Taux de croissance de l’Europe   +2 % +3 % +4 % +5 %

Taux de chômage de l’Europe     +8 % +6 % +5 % +4 %

 

Le non-respect de ces critères devra amener à des politiques économiques correctrices.

 

  • une politique de croissance européenne qui reposerait sur les fondamentaux suivants :
    • une planification à dix ou quinze ans, des investissements à réaliser en Europe pour en faire une puissance économique moderne et compétitive. Le Plan (qui fixe les objectifs, établit les hiérarchies et les urgences comme l’écrivait le général de GAULLE) apporterait les réponses aux questions suivantes :
      • quel approvisionnement énergétique et quelles sources d’énergies renouvelables pour l’Europe à vingt ans ?
      • quelle politique de recherche, d’innovation, de nouvelles technologies, de formation des européens aux nouveaux métiers, process… ?
      • quelle politique industrielle pour l’Europe (espace, atome, transports et infrastructures, défense ….) ?
      • quels groupes ou entreprises à l’échelle européenne pour affronter la concurrence des autres grands leaders mondiaux ?
      • quelle politique agricole et agroalimentaire demain pour assurer l’autosuffisance alimentaire de l’Europe et participer à l’alimentation d’un monde qui a faim ?
    • la création d’un Trésor européen tout de suite au niveau des pays de la zone euro avec la mise en place d’un budget européen.

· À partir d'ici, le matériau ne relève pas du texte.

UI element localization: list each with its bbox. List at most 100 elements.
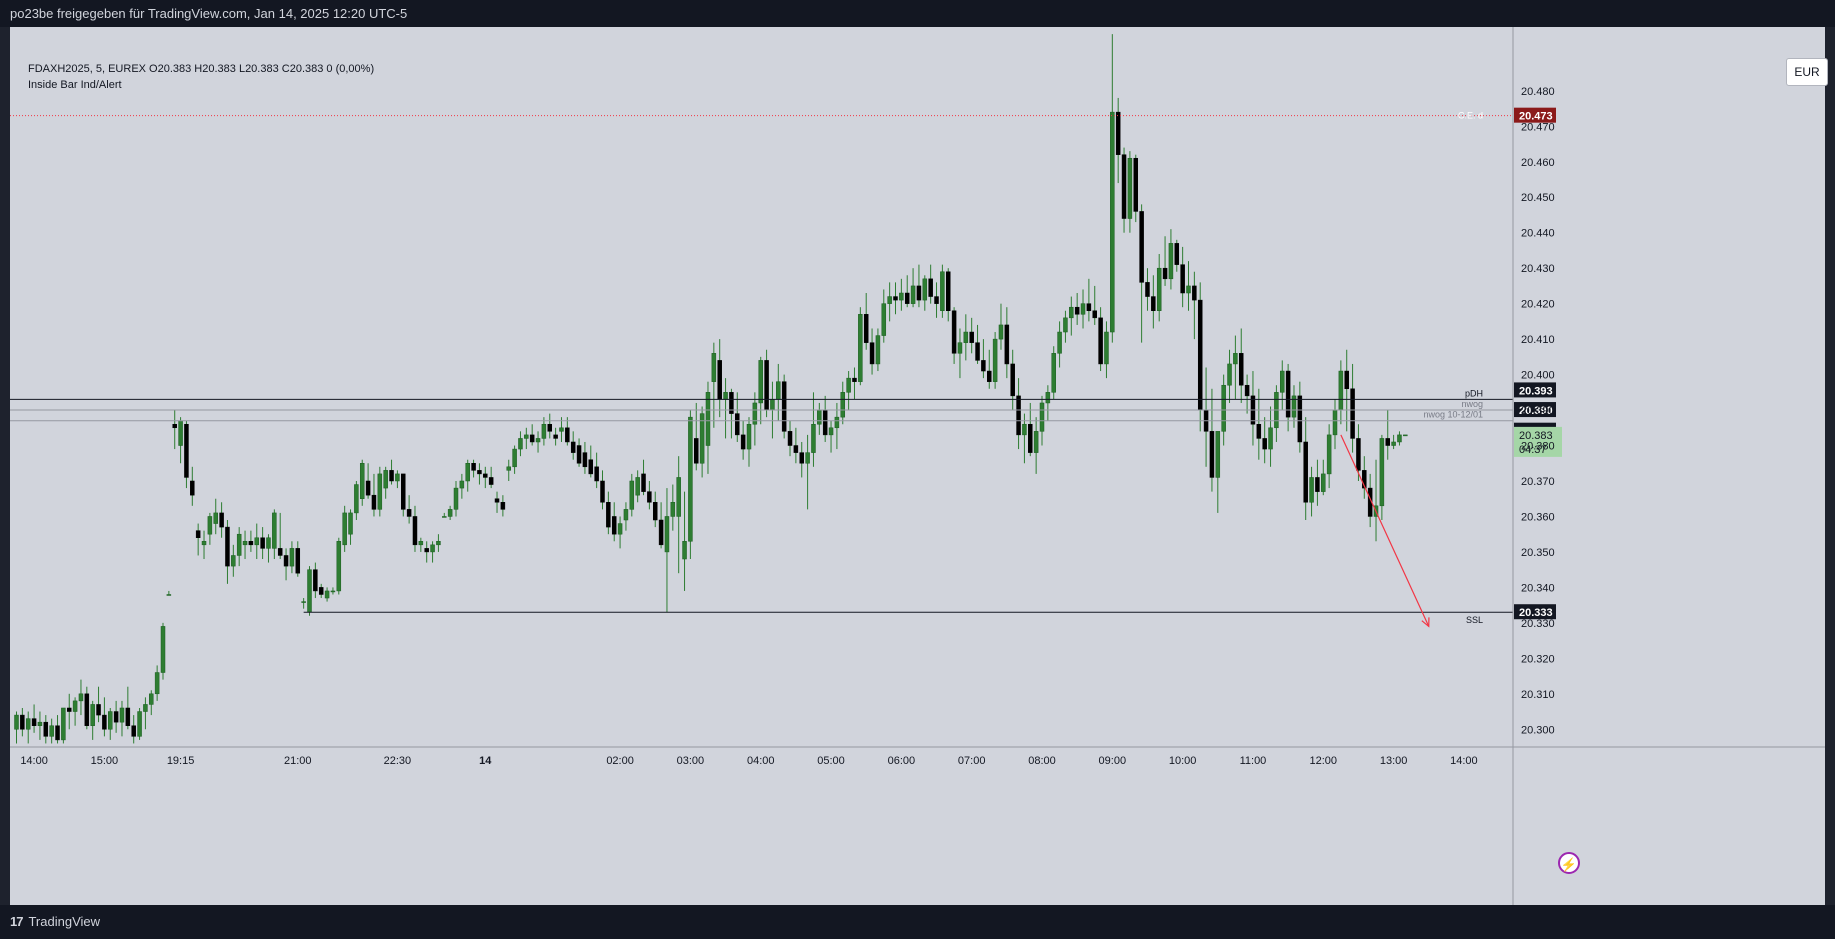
- candle: [776, 363, 781, 421]
- candle-body: [922, 278, 928, 301]
- candle: [1256, 388, 1262, 460]
- candle-body: [893, 296, 898, 301]
- candle-body: [1156, 267, 1162, 311]
- candle-body: [1321, 473, 1326, 492]
- candle: [488, 466, 494, 489]
- candle-body: [1209, 431, 1215, 478]
- candle: [658, 502, 664, 549]
- candle: [1326, 424, 1332, 489]
- candle: [1127, 151, 1133, 233]
- candle-body: [84, 693, 90, 726]
- candle-body: [817, 409, 822, 425]
- candle: [981, 339, 986, 379]
- candle: [694, 402, 699, 471]
- candle: [160, 622, 166, 680]
- candle: [78, 679, 84, 716]
- candle: [945, 268, 951, 322]
- candle-body: [951, 310, 957, 354]
- level-name: C.E. d: [1458, 111, 1483, 121]
- price-tag-bg: [1514, 604, 1556, 620]
- time-tick-label: 21:00: [284, 755, 312, 767]
- time-tick-label: 14: [479, 755, 492, 767]
- candle-body: [641, 473, 646, 492]
- currency-button[interactable]: EUR: [1786, 58, 1828, 86]
- candle: [1321, 459, 1326, 496]
- candle: [617, 516, 623, 549]
- candle: [1168, 229, 1174, 290]
- candle: [758, 356, 763, 425]
- candle: [729, 388, 734, 439]
- candle-body: [828, 427, 834, 436]
- price-tick-label: 20.480: [1521, 86, 1555, 98]
- current-price-label: 20.383: [1519, 430, 1553, 442]
- current-price-tag: [1514, 426, 1562, 457]
- candle-body: [1391, 441, 1396, 446]
- candle-body: [787, 431, 793, 446]
- candle: [143, 697, 148, 730]
- candle: [1362, 456, 1367, 499]
- candle: [453, 480, 459, 517]
- candle: [652, 491, 658, 528]
- candle-body: [1133, 157, 1139, 212]
- lightning-icon[interactable]: ⚡: [1558, 852, 1580, 874]
- candle: [295, 541, 301, 577]
- candle: [184, 420, 189, 489]
- candle: [277, 512, 283, 560]
- candle-body: [699, 413, 705, 464]
- candle-body: [1350, 388, 1355, 439]
- chart-frame[interactable]: C.E. d 20.473 pDH 20.393 nwog 20.390 nwog 10-1…: [10, 27, 1828, 905]
- candle-body: [529, 434, 535, 443]
- candle-body: [178, 420, 183, 446]
- candle-body: [301, 601, 306, 603]
- candle: [359, 459, 365, 506]
- candle-body: [811, 423, 816, 453]
- candle-body: [1268, 427, 1273, 450]
- price-tick-label: 20.380: [1521, 441, 1555, 453]
- candle: [377, 466, 383, 517]
- candle-body: [565, 427, 570, 443]
- symbol-ohlc-line[interactable]: FDAXH2025, 5, EUREX O20.383 H20.383 L20.…: [28, 63, 375, 75]
- candle-body: [1262, 438, 1267, 450]
- candle-body: [1039, 402, 1045, 432]
- candle-body: [266, 537, 271, 549]
- candle-body: [1174, 243, 1180, 265]
- price-tick-label: 20.450: [1521, 192, 1555, 204]
- candle-body: [928, 278, 933, 297]
- candle-body: [1244, 384, 1250, 397]
- candle-body: [108, 711, 113, 730]
- candle: [1028, 402, 1033, 457]
- candle-body: [1227, 363, 1232, 386]
- candle: [793, 427, 799, 464]
- indicator-title[interactable]: Inside Bar Ind/Alert: [28, 79, 122, 91]
- candle-body: [776, 381, 781, 400]
- candle: [330, 587, 336, 595]
- candle-body: [1110, 111, 1115, 333]
- candle: [887, 282, 892, 322]
- candle: [570, 431, 576, 460]
- tradingview-logo[interactable]: 17 TradingView: [10, 914, 100, 929]
- candle: [213, 498, 218, 535]
- price-chart[interactable]: C.E. d 20.473 pDH 20.393 nwog 20.390 nwog 10-1…: [10, 27, 1825, 905]
- candle-body: [190, 480, 195, 496]
- candle: [260, 527, 265, 560]
- candle: [817, 402, 822, 435]
- candle: [623, 502, 629, 531]
- candle: [459, 473, 465, 499]
- candle: [1010, 349, 1015, 411]
- candle-body: [389, 470, 394, 482]
- candle: [676, 456, 681, 574]
- candle: [1092, 285, 1097, 325]
- top-bar: po23be freigegeben für TradingView.com, …: [0, 0, 1835, 27]
- candle-body: [992, 338, 998, 382]
- candle-body: [670, 502, 676, 517]
- candle-body: [1385, 438, 1390, 446]
- price-tick-label: 20.470: [1521, 121, 1555, 133]
- candle: [565, 417, 570, 446]
- candle-body: [635, 477, 640, 496]
- candle: [1233, 335, 1238, 400]
- candle: [1274, 385, 1279, 442]
- candle-body: [1397, 434, 1402, 443]
- candle: [1356, 424, 1361, 481]
- candle: [606, 491, 611, 535]
- candle-body: [459, 480, 465, 489]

Ce Trésor Européen placé sous la responsabilité du ministre, aurait pour mission de faire contre poids à la BCE et de réfléchir à la mise au point d’une politique de croissance européenne en liaison et cohérence avec chacune des nations de la zone euro mais aussi avec les autres grandes puissances mondiales sous l’égide du FMI.
  • Une politique de grands travaux au service de la croissance financés par le budget européen. Ce budget pourrait recueillir -pour partie- les fonds provenant d’un grand emprunt européen par ailleurs, les fonds provenant d’une taxe sur l’ensemble des capitaux ou échanges interbancaires à l’échelon européen ou de l’Europe vers le monde.
  • Une monnaie, l’euro, au service aussi de la croissance européenne et des entreprises exportatrices ; c’est-à-dire un euro stable et compétitif par rapport au dollar.

 

Synthèse des propositions

  • création d’un ministre européen des Finances et du Développement Économique
  • création d’un Trésor Européen
  • mise en place d’un plan à l’échelle européenne
  • une politique de grands travaux au service de la croissance…
  • … financée sur les fonds d’un budget européen
  • des objectifs chiffrés (comme les critères de Maastricht) en matière de taux de croissance et de chômage d’ici 2015.